Tesla bleibt unantastbar

Schließlich werden die Elektroautos bei immer mehr Konsumenten zum hohen Gut, bieten sie doch inzwischen eine Unabhängigkeit für Benzin und gelten als ein Statement für den Umweltschutz. Trotz der neusten Entwicklungen ist es aber unwahrscheinlich, dass man Tesla in den kommenden Jahren einholen kann. 

 

Daimler stellt neuen Wagen vor und startet E-Auto Entwicklung neu

Daimlers neue Elektroserie EQ soll ganz offiziell der Startschuss dafür sein, dass das Unternehmen Tesla wichtige Anteile auf dem Markt für Autos mit dem E-Antrieb abjagen kann. In Stockholm hat man das Fahrzeug ganz offiziell präsentiert und dabei mit großem Aufwand klar gestellt, dass man auf diesem wichtigen Markt endlich zu einem Global Player werden möchte. Interessant war dabei allerdings der Fakt, dass es keine Hinweise und klaren Aussagen zu dem künftigen Preis gegeben hat. Man beschränkte sich auf den Hinweis, dass der Preis für den Elektro-SUV wettbewerbsfähig sein würde. Genau hier scheint aber die größte Problematik für die neuen Mitspieler auf dem Markt zu liegen. Welcher Preis überhaupt wettbewerbsfähig ist und wie das funktionieren soll, wird nämlich von Experten derzeit noch eher kontrovers diskutiert. Warum es Zweifel gibt, zeigt sich mit einen Blick auf die Entwicklungen von Tesla. 

 

Geringerer Kobalt-Gehalt sorgt für niedrige Preise 

Kobalt ist das wichtigste Metall für die Entwicklungen der Batterien in den Elektro-Autos. Die Batterien wiederum sind das Herzstück der E-Autos, das am Ende darüber entscheidet, ob der Wagen für die Kunden interessant ist. Größere Batterien sorgen sofort auch für höhere Kosten, was dafür sorgt, dass sich die Autos auf dem Markt nur schwer durchsetzen können. Deutsche Autobauer sind dabei vor allem auf die Lieferungen aus Asien angewiesen. In der Regel beträgt der Anteil von Kobalt, das mit Abstand teuerste Element in den E-Autos, acht Prozent. Bei Tesla wiederum soll der Anteil bei gerade einmal drei Prozent liegen. Angesichts dessen, dass ein so deutlicher Unterschied sich auch im Preis wiederfindet, ist es kein Wunder, dass man bei Daimler und Co momentan eher nicht davon ausgehen kann, dass die Preise für ihre E-Autos mit denen von Tesla mithalten können. 

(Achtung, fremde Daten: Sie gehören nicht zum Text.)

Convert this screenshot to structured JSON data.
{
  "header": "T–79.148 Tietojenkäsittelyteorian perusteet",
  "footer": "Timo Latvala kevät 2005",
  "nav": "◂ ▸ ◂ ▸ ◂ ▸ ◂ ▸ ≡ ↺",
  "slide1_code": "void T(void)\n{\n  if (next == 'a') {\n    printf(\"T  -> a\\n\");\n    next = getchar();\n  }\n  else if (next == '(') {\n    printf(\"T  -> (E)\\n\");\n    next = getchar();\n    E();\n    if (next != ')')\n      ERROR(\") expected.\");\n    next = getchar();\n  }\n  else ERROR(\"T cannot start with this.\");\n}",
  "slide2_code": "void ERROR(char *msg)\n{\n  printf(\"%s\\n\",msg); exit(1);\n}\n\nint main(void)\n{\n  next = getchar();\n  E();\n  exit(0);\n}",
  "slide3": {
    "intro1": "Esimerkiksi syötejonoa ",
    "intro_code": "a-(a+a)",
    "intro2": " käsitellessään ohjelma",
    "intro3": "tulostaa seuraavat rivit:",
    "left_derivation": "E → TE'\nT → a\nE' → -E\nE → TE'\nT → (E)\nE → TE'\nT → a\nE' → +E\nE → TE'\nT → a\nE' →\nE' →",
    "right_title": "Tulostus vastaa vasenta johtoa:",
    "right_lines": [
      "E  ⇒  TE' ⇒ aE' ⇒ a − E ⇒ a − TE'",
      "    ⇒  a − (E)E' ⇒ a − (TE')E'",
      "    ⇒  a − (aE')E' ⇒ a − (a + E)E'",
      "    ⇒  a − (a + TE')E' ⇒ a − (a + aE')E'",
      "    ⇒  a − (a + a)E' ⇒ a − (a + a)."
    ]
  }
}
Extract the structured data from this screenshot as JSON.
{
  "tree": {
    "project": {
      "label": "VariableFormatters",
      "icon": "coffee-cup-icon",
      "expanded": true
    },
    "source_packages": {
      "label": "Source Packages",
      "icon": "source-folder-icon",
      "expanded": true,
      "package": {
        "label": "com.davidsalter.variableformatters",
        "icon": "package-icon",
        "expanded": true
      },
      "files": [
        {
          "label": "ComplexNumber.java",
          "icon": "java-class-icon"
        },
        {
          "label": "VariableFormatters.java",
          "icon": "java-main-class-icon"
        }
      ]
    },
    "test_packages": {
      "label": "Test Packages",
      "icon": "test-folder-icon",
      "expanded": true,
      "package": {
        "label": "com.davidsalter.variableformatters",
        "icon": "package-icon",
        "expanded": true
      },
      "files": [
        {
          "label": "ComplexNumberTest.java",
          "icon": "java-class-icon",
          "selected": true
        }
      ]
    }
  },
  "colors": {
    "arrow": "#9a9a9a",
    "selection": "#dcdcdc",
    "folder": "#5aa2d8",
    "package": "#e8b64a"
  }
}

Mit seinem Ziel von 100 Dollar pro Kilowattstunde hat Tesla nicht nur ein ehrgeiziges Projekt ausgerufen, sondern demonstriert der Konkurrenz recht deutlich, wie groß die Abstände momentan noch sind. Das liegt auch daran, dass man bei Tesla schon vor einigen Jahren mit Kooperationen mit asiatischen Unternehmen begonnen hat. Die eigens mit Panasonic entwickelte Batterie und der geringe Anteil an Kobalt sorgen dafür, dass es sein könnte, dass Tesla noch viele Jahre die Nase auf dem umkämpften Markt vorne hat. 

 

Abhängigkeiten von asiatischen Produzenten ist ein Problem

Geht es alleine nach dem Willen von Audi, Daimler, BMW und Co., so möchte man in den folgenden Jahren am liebsten monatlich neue Autos aus den E-Serien auf den Markt bringen. Während die Unternehmen also erkannt haben, wie wichtig der Markt für die Zukunft ist und dass mehr Investitionen nötig sind, zeigt sich ein ganz anderes Problem neben dem Preis: die Abhängigkeit von asiatischen, meist chinesischen und japanischen, Unternehmen. Diese produzieren auch heute noch für die meisten Autohersteller die Batterien und haben eine Marktmacht entwickelt, mit der sie die Preise vollkommen kontrollieren können. Einzig BMW hat bereits vor einige Zeit ein geplantes Joint Venture mit einem Unternehmen aus diesem Bereich in die Wege geleitet - auch hier wird aber noch abzuwarten sein, ob die Erfolge am Ende wirklich so deutlich sind. 

Während es also gut ist, dass die deutschen Produzenten endlich die Notwendigkeit von Aktivität in der Branche für E-Autos erkannt haben, gibt es noch einige Hindernisse. Es bleibt abzuwarten, ob man in der nahen Zukunft dem eindeutigen Marktführer Tesla gefährlich werden kann.